Théâtre du Désordre : Le hasard fait bien les choses
Scène

Théâtre du Désordre : Le hasard fait bien les choses

Le Théâtre du Désordre dévoile Trois!, un deuxième spectacle encore plus ludique que le premier.

C’est bien connu, Yann Tanguay affectionne les nombres. Après Douze (12), présenté à La Petite Licorne en 2003 et 2004, voilà que le directeur artistique du Théâtre du Désordre se lance dans une création intitulée Trois! Dans ce nouveau projet, il y a trois auteurs (Louis-Dominique Lavigne, Pascal Lafond et Marie-Ève Gagnon), trois courtes pièces (une tragédie, une comédie et un drame), trois contraintes d’objet (une roche, du papier, des ciseaux), mais il y a surtout trois duos d’acteurs (Diane Lavallée et Élisa Compagnon, Philippe Lambert et Philippe Martin, Delphine Bienvenu et Yann Tanguay), trois tandems de personnages dont le destin est chaque fois bouleversé par l’arrivée d’un troisième individu (toujours interprété par Benoît Dagenais). Pour mettre en scène ce spectacle, dont l’initiateur précise qu’il ne s’agit surtout pas d’un festival de courtes pièces, on a choisi Stéphane Saint-Jean.

LES RÈGLES DU JEU

C’est par l’intermédiaire d’une pige que les contraintes et les acteurs ont été attribués à chacun des dramaturges. Le coordonnateur artistique du projet explique que le hasard intervient ici comme un déclencheur. De telles règles permettent de s’engager plus certainement dans un processus de création inusité: "C’est une manière de pousser les créateurs, aussi bien les auteurs que les acteurs et le metteur en scène, hors de leur zone de confort, de les mettre en danger." Le sourire aux lèvres, Stéphane Saint-Jean affirme avoir accepté la direction de ce spectacle par naïveté: "C’est terrifiant! Vertigineux! On est face au néant. Mais c’est lorsqu’on a peur qu’il faut plonger." À en croire le metteur en scène, les trois dramaturges ont pris un malin plaisir à lui tendre des pièges: "On croirait qu’ils ont tous voulu me lancer des défis, qu’ils ont choisi d’écrire tout ce qu’il est compliqué de faire sur une scène. À moi maintenant de trouver des solutions."

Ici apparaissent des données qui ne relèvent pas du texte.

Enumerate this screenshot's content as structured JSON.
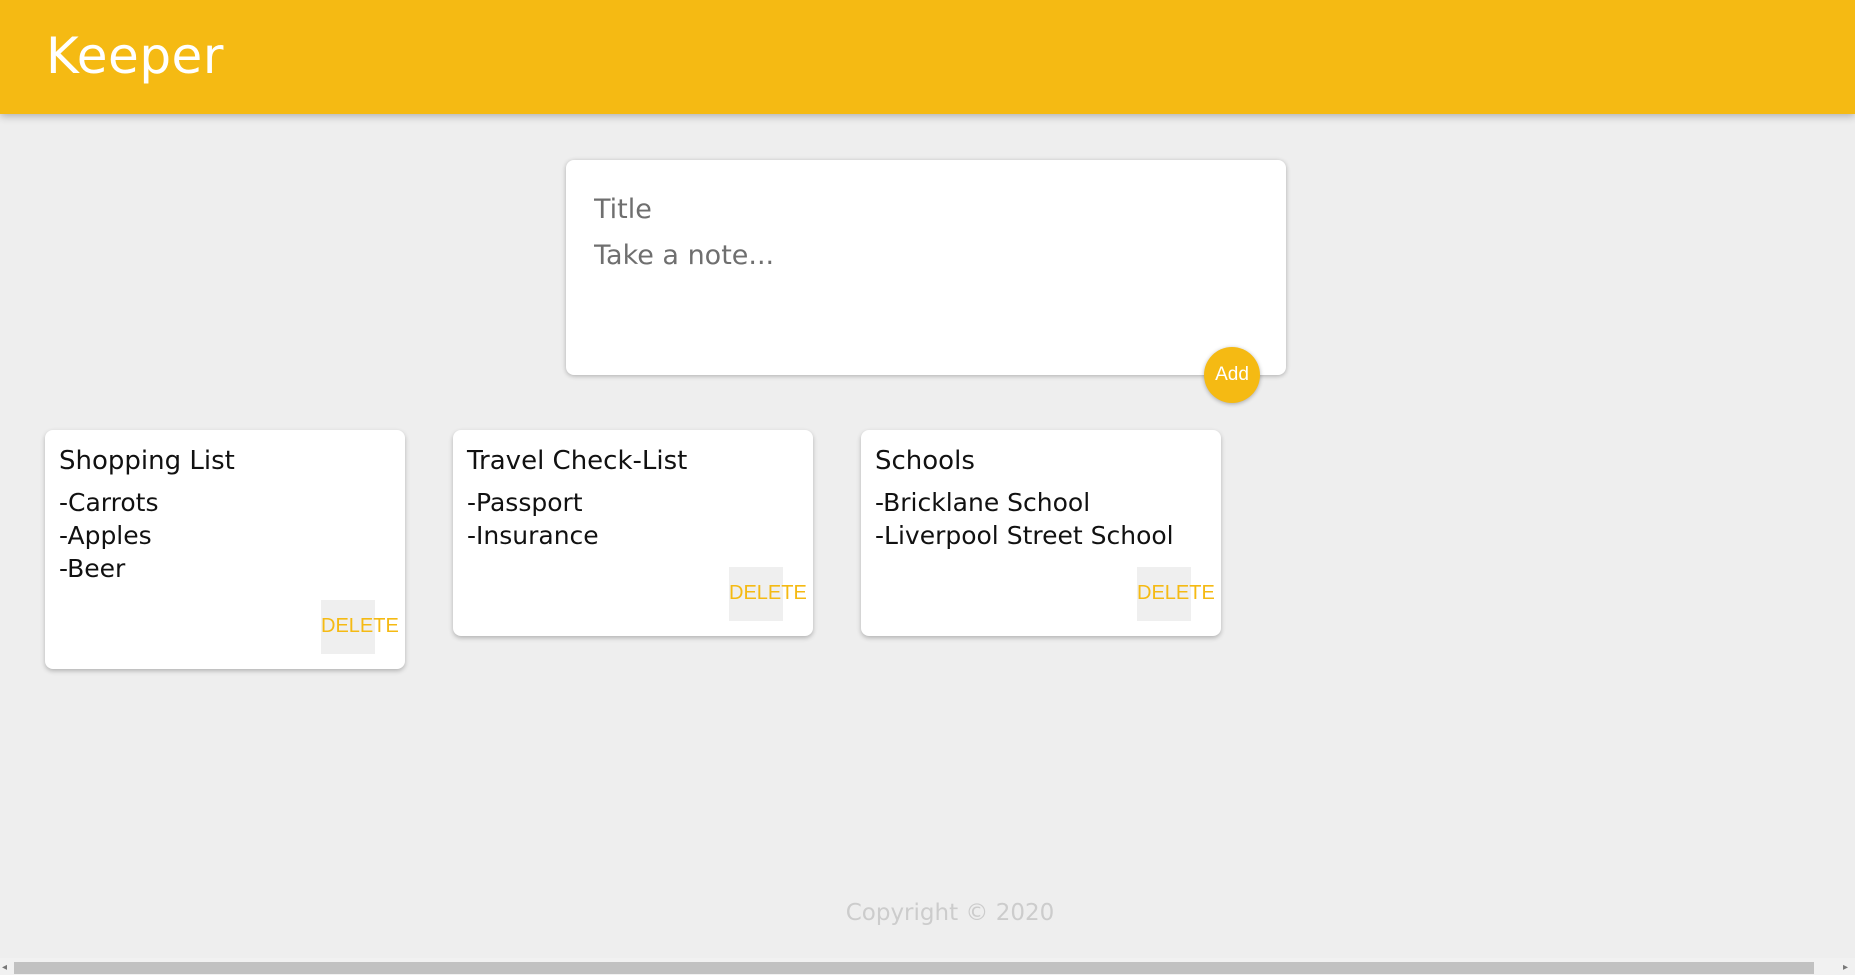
{
  "header": {
    "brand": "Keeper",
    "color": "#f5ba13"
  },
  "composer": {
    "title_placeholder": "Title",
    "content_placeholder": "Take a note...",
    "add_label": "Add"
  },
  "notes": [
    {
      "title": "Shopping List",
      "content": "-Carrots\n-Apples\n-Beer",
      "delete_label": "DELETE"
    },
    {
      "title": "Travel Check-List",
      "content": "-Passport\n-Insurance",
      "delete_label": "DELETE"
    },
    {
      "title": "Schools",
      "content": "-Bricklane School\n-Liverpool Street School",
      "delete_label": "DELETE"
    }
  ],
  "footer": {
    "copyright": "Copyright © 2020"
  },
  "scrollbar": {
    "left_arrow_icon": "◂",
    "right_arrow_icon": "▸"
  }
}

Outre le registre à adopter et l’objet à employer, les auteurs n’ont eu d’autres indications que celles d’installer une relation entre deux personnages, puis de confronter le duo à l’arrivée d’un troisième. En lançant une telle prémisse, Yann Tanguay prenait le risque de voir ressurgir, sous une forme ou sous une autre, le sempiternel trio amoureux: "J’espérais que ça débouche sur de nouvelles voies, que les réponses soient radicalement différentes de ce qu’on a l’habitude de voir." Il semble que les voeux du créateur aient été entièrement exaucés: les trois pièces sont contrastées à souhait, ce ne sont pas des histoires strictement sentimentales, et le troisième protagoniste occupe chaque fois des fonctions tout à fait inattendues. Toutefois, par souci de cohérence, on a veillé à ce que le troisième larron soit toujours le même personnage. Ses apparitions récurrentes confèrent au spectacle son unité.

Diane Lavallée incarne une mère dans la tragédie de Louis-Dominique Lavigne, une femme qui entretient un lien ambigu, voire malsain, avec sa fille. Même si elle s’est maintes fois abandonnée à l’univers absurde de Claude Meunier, la comédienne avoue être soufflée par l’étrangeté de cette courte pièce: "C’est totalement abstrait! Je compare ça à de la danse moderne. La mère et la fille ne cessent de dire une chose et son contraire." Selon Stéphane Saint-Jean, cette relation exprime l’échec des mots, leur incapacité à traduire les sentiments. Moins déstabilisantes, les deux autres pièces ne sont pas classiques pour autant. Il semble que les personnages de Marie-Ève Gagnon exposent leurs drames (et explosent) et que ceux de Pascal Lafond évoluent dans une comédie réglée au quart de tour.